Son haftalarda iyice toparlanmış olarak görünen Beşiktaş son karşılaşmasından 4-0 gibi göz kamaştırıcı bir sonuçla ayrılıp zirveye tırmanma yolunda avantalı duruma gelmeye başladı.
Geçen hafta Süper Ligimiz ve futbolumuz için tam bir sürprizler haftasıydı.
“Futbolumuz nereye?” başlıklı geçen haftaki yazımızın sonuna doğru; 13 haftadır oldukça başarılı bir performans sergileyen Çağdaş Atan’ın yönetimindeki Alanyaspor için; “Hadi, ayaklarına, kramponlarına kuvvet Alanyaspor, yürü, git, kim tutar seni” diye yazmıştım.

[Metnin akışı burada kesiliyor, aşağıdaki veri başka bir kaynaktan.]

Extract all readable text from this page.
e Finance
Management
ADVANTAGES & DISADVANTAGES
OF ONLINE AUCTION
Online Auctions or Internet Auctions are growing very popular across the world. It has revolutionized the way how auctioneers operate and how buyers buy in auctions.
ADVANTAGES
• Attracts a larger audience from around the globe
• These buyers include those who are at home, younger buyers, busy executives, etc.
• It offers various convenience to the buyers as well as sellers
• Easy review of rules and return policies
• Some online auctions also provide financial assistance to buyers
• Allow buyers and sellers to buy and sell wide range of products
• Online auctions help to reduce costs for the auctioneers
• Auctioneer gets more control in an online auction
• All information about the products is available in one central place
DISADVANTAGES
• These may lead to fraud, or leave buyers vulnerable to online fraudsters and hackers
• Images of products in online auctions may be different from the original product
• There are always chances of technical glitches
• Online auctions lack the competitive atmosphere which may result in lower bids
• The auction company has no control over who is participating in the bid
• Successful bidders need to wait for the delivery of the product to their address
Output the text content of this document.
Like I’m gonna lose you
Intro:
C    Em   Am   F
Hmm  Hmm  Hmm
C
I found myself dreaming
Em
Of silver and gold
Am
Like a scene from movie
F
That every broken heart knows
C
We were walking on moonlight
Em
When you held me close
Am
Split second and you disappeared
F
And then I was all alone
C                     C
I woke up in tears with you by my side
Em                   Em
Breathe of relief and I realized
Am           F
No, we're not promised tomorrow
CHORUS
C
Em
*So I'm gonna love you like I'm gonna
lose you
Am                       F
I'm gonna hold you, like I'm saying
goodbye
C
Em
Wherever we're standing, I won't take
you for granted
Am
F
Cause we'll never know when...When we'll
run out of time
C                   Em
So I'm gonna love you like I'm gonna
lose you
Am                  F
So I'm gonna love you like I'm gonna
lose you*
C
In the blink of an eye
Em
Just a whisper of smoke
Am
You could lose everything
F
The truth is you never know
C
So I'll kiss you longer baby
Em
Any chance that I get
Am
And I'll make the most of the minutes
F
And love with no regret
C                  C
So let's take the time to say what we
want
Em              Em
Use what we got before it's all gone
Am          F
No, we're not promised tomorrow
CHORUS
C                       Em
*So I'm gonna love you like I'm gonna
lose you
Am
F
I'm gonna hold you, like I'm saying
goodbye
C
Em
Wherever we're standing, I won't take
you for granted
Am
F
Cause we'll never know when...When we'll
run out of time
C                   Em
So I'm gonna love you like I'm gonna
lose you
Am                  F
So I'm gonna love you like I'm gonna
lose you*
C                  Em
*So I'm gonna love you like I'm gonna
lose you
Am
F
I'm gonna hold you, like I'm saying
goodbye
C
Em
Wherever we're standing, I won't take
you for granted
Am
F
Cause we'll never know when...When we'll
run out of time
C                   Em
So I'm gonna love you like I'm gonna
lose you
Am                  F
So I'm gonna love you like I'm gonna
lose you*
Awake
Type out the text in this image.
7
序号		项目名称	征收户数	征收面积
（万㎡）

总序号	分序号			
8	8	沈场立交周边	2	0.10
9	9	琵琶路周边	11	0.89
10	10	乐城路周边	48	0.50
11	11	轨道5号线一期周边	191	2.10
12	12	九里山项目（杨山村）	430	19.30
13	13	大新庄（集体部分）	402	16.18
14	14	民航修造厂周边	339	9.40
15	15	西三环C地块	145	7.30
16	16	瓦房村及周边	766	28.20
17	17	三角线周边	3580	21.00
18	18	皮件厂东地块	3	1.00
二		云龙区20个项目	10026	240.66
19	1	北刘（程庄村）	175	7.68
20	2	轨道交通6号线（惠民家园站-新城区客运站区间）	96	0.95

Son haftalarda iyice toparlanmış olarak görünen Beşiktaş son karşılaşmasından 4-0 gibi göz kamaştırıcı bir sonuçla ayrılıp zirveye tırmanma yolunda avantalı duruma gelmeye başladı. Uzunca bir süre orta sıralarda yer alan Beşiktaş, son haftalardaki performansı ile sıralamada hızla yukarılara doğru tırmandı, zirvedekilerin puan kaybettiği haftada kendine avantaj sağladı.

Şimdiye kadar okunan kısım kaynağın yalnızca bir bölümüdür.